Paulo Roberto Costa disse ainda, que o BNDES deverá aprovar as garantias oferecidas pela PDVSA, sócia da Petrobras na Refinaria Abreu Lima, para que a petroleira possa assumir parte do empréstimo tomado pela Petrobras à construção da refinaria de Pernambuco. Segundo ele, do total de R$ 25 bilhões financiados pela estatal junto ao BNDES, R$ 9,8 bilhões deverão ser destinados à Abreu Lima. "A PDVSA tem que assumir 40% desta dívida que é a parte que lhe cabe como participação na unidade", destacou.

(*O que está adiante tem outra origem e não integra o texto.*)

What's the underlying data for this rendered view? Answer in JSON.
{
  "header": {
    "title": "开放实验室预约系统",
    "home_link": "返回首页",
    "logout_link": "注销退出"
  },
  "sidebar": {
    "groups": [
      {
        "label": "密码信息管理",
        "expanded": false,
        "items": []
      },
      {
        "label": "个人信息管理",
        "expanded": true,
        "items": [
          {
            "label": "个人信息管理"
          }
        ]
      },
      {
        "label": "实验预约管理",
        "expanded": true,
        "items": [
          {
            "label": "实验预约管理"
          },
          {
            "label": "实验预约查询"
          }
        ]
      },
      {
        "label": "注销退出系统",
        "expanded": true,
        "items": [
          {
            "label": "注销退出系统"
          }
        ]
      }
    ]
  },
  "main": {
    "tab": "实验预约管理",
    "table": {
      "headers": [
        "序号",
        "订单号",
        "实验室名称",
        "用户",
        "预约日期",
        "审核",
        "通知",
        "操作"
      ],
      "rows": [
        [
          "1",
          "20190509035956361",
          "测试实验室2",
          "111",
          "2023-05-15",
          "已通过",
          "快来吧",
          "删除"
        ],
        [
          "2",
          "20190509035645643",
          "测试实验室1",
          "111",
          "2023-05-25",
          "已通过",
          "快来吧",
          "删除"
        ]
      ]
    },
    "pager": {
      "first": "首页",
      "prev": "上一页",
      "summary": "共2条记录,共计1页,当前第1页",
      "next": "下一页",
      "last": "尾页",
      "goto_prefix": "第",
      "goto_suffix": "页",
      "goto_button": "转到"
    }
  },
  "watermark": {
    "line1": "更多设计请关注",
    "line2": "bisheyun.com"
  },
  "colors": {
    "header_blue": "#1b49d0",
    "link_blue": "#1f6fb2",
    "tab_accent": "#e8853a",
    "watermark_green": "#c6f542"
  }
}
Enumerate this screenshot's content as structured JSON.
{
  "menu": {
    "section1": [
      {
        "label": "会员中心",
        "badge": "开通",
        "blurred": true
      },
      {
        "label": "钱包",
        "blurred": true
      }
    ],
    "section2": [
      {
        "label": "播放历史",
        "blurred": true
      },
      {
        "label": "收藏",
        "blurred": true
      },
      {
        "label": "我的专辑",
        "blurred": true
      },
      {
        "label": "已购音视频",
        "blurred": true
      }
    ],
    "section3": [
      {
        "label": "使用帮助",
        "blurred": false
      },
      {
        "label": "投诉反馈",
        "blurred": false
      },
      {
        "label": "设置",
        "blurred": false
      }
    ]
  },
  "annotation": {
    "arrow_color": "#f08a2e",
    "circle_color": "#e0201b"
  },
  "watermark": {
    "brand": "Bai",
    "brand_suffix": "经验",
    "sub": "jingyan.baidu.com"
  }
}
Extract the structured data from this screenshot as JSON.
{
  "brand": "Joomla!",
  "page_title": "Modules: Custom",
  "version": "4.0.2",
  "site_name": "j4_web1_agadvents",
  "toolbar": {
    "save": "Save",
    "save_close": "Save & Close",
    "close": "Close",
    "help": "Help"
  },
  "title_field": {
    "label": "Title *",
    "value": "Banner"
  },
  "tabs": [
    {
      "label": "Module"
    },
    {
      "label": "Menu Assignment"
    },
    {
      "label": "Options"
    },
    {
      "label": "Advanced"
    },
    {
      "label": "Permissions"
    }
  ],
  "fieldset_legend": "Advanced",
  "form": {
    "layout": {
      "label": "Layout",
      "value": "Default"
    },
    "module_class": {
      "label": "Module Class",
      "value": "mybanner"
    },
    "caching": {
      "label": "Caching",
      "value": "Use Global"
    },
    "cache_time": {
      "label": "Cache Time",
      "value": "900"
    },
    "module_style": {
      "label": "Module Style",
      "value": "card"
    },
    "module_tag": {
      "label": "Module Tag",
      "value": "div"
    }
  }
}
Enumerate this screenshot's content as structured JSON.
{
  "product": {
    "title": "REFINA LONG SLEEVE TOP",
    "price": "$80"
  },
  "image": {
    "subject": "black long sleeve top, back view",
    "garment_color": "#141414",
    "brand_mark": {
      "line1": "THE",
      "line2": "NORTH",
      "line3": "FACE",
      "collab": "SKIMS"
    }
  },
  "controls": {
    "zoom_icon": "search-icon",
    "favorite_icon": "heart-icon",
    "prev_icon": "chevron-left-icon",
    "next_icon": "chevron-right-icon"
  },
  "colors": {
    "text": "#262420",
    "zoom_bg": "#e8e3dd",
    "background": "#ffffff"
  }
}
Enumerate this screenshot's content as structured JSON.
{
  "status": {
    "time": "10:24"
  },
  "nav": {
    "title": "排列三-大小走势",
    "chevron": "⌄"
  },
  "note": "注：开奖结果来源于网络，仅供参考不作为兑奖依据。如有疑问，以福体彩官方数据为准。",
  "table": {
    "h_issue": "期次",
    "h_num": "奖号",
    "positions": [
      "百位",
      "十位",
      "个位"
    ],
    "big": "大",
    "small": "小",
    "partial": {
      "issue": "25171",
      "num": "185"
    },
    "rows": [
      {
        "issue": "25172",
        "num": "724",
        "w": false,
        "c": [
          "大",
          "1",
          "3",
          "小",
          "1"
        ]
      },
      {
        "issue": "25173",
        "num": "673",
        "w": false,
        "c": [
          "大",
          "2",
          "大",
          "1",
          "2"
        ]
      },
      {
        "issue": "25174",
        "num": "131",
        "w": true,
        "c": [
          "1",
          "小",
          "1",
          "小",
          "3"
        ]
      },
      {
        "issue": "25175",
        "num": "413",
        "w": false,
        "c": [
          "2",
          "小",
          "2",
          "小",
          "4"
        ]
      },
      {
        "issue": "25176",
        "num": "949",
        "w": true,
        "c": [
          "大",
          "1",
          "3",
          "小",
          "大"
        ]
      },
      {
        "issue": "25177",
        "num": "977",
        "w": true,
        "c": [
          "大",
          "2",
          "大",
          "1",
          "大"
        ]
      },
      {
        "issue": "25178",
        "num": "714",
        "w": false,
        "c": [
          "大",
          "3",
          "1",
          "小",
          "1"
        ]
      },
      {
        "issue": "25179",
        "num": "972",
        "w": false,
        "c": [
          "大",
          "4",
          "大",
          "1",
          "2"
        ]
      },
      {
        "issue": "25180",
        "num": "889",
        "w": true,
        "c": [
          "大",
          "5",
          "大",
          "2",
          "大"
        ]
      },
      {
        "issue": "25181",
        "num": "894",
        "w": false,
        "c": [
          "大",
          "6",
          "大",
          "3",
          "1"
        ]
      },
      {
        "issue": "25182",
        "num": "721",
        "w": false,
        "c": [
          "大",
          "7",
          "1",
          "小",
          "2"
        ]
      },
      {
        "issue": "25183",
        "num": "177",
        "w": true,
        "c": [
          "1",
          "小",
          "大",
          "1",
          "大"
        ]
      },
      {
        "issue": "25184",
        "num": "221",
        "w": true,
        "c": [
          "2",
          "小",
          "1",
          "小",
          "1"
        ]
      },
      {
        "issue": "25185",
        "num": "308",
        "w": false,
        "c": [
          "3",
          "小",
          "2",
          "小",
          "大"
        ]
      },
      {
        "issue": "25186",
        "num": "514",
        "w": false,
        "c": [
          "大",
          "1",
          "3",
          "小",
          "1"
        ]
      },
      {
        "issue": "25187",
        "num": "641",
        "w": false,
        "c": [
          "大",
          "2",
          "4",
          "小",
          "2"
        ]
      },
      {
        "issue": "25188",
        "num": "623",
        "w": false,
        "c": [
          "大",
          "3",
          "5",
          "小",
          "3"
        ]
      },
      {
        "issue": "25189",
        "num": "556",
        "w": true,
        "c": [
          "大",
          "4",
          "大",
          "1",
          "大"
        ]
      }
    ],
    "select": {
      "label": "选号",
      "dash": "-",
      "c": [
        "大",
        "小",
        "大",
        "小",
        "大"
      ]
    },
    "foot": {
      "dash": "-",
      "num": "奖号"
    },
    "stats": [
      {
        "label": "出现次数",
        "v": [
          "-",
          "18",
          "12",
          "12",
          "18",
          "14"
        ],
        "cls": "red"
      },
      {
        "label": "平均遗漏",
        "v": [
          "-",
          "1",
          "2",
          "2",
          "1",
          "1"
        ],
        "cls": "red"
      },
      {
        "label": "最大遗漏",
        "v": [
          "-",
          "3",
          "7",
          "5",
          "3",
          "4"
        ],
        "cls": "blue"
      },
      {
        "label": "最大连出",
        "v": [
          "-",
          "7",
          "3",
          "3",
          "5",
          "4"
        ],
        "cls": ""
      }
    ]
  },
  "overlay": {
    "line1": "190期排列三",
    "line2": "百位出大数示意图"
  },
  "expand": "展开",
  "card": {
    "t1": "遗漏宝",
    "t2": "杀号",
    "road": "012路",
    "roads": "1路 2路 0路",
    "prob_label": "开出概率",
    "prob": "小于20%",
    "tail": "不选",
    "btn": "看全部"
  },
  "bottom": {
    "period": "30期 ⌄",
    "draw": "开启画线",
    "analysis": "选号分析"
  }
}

Ontem, o diretor havia comentado que a PDVSA aguardava resposta de um financiamento de US$ 400 milhões do BNDES, para pagar o que a companhia já havia gasto com a obra até setembro. Durante a entrevista coletiva, ele explicou que este valor já estará incluído no financiamento, "cabendo à PDVSA pagar sua parte".

Segundo ele, deverão ocorrer em breve as reuniões para que a PDSVA, por meio de sua subsidiária, a PDVSA do Brasil, possa apresentar as garantias referentes ao valor total do financiamento. Ainda de acordo com Costa, se não obtiver a autorização do BNDES, por não apresentar as garantias exigidas, a PDVSA ainda poderá vir a buscar outras fontes de financiamento. "Desde o início já havíamos afirmado que a refinaria é prioridade para a Petrobras e que iríamos fazer os investimentos mesmo sem a petroleira venezuelana. Mas hoje não há nada que indique que ela não vai participar", disse Costa.